O Banco Central (BC) e o Conselho Monetário Nacional (CMN) anunciaram novas regras para evitar que nomes de instituições induzam erro aos clientes. A proibição vale para função, mesmo que o serviço não tenha autorização específica. O dispositivo entra em vigor de imediato, com prazos de adequação de 120 dias para o plano e até 1 ano para cumprimento. A medida abrange nome empresarial, fantasia, marca e domínio usados em qualquer meio de comunicação.
Paralelamente, o CMN aprovou medidas para a portabilidade de crédito por meio do Open Finance, buscando reduzir o tempo de conclusão das operações. A expectativa é passar de até cinco dias úteis para até três dias úteis, com testes iniciando já.
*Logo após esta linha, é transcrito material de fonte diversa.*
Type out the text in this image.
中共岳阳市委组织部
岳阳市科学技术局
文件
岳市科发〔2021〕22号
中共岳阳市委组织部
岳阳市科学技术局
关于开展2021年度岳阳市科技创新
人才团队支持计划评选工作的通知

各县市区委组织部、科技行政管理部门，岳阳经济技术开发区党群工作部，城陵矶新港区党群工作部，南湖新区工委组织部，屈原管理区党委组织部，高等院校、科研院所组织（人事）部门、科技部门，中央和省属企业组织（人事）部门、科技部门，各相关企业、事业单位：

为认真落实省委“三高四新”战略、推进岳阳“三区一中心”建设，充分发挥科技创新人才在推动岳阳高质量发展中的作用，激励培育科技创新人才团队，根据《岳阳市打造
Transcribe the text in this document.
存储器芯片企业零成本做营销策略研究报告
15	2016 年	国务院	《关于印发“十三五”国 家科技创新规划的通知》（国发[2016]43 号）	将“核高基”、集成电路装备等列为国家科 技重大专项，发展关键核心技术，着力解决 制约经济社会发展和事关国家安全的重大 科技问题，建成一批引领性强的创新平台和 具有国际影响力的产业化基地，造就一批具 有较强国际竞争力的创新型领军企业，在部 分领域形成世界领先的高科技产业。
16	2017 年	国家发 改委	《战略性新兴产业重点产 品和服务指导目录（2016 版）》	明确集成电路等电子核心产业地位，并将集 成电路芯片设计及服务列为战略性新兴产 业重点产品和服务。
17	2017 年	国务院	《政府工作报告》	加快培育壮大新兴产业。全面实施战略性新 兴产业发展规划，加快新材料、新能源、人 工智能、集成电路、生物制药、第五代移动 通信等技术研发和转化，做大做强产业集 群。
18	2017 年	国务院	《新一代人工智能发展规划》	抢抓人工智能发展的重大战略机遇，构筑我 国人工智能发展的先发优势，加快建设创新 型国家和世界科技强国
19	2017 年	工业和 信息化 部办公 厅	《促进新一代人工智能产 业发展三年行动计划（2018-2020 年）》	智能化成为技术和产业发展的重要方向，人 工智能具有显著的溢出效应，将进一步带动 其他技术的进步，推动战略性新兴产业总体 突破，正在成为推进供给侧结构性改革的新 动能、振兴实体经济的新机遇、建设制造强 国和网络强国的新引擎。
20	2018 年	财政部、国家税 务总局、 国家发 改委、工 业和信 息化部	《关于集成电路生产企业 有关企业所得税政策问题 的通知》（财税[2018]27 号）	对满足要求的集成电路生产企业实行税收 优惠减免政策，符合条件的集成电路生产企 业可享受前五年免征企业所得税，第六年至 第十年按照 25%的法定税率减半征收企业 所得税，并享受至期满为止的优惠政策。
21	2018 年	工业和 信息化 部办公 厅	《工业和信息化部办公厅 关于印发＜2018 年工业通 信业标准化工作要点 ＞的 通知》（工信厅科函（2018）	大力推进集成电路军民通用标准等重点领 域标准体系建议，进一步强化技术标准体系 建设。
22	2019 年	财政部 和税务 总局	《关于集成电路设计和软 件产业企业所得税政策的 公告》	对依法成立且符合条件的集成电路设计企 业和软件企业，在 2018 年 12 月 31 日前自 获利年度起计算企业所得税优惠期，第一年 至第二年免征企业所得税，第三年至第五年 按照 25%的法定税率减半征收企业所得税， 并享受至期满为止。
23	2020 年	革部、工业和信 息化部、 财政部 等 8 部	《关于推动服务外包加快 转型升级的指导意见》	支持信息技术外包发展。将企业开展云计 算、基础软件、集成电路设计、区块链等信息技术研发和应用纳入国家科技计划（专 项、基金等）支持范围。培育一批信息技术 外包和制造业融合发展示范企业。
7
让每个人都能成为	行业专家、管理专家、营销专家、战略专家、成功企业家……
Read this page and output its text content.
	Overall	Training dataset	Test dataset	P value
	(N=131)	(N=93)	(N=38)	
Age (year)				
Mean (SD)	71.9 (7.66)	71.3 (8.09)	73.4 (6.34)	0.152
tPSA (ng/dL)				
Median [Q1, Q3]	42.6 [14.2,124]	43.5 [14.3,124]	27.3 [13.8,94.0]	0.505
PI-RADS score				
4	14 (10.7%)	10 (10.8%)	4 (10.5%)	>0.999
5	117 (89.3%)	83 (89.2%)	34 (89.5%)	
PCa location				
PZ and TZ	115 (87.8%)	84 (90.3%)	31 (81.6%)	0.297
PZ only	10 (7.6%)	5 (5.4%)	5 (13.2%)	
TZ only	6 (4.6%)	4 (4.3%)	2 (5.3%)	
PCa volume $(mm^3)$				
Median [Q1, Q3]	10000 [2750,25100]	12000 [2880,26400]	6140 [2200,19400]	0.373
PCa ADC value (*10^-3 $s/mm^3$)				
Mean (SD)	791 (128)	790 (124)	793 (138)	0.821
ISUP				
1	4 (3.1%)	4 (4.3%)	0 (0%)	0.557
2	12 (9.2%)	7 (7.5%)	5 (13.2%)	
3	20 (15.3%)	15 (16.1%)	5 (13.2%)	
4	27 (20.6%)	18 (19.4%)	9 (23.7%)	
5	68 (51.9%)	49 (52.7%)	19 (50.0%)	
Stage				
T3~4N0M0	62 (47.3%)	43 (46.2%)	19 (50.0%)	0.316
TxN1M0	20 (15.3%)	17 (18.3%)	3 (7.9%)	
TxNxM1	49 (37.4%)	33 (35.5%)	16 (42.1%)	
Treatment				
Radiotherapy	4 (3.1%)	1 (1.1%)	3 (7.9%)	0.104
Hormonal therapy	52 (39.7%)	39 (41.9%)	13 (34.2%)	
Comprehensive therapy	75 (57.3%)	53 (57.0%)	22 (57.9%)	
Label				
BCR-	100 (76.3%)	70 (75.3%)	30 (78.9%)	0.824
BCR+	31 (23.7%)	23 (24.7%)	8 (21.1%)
O acesso ao público geral para crédito pessoal acontece a partir de fevereiro de 2026.
Outra norma regulamenta o Banking as a Service (BaaS), permitindo que empresas de diversos setores ofereçam serviços financeiros por meio da infraestrutura de instituições autorizadas pelo BC. A regra entra em vigor imediatamente, com adequação de contratos vigentes até dezembro de 2026. O objetivo é aumentar eficiência, competitividade e reduzir riscos aos clientes.
Proibição de nomes sugestivos
Instituições autorizadas deverão esclarecer, aos clientes, a modalidade de serviço prestado. A norma vale para nomes em português ou idioma estrangeiro, incluindo domínio de internet e marca.
Portabilidade de crédito via Open Finance
O processo de portabilidade passa a compartilhar dados entre instituições após autorização do cliente. A medida facilita a troca de informações, reduz custos e incentiva concorrência no mercado de crédito.
Banking as a Service
O BaaS define responsabilidades, governança e controles de segurança para a oferta de serviços financeiros por terceiros. Contratos atuais podem ser ajustados até 2026, mantendo a conformidade com as regras.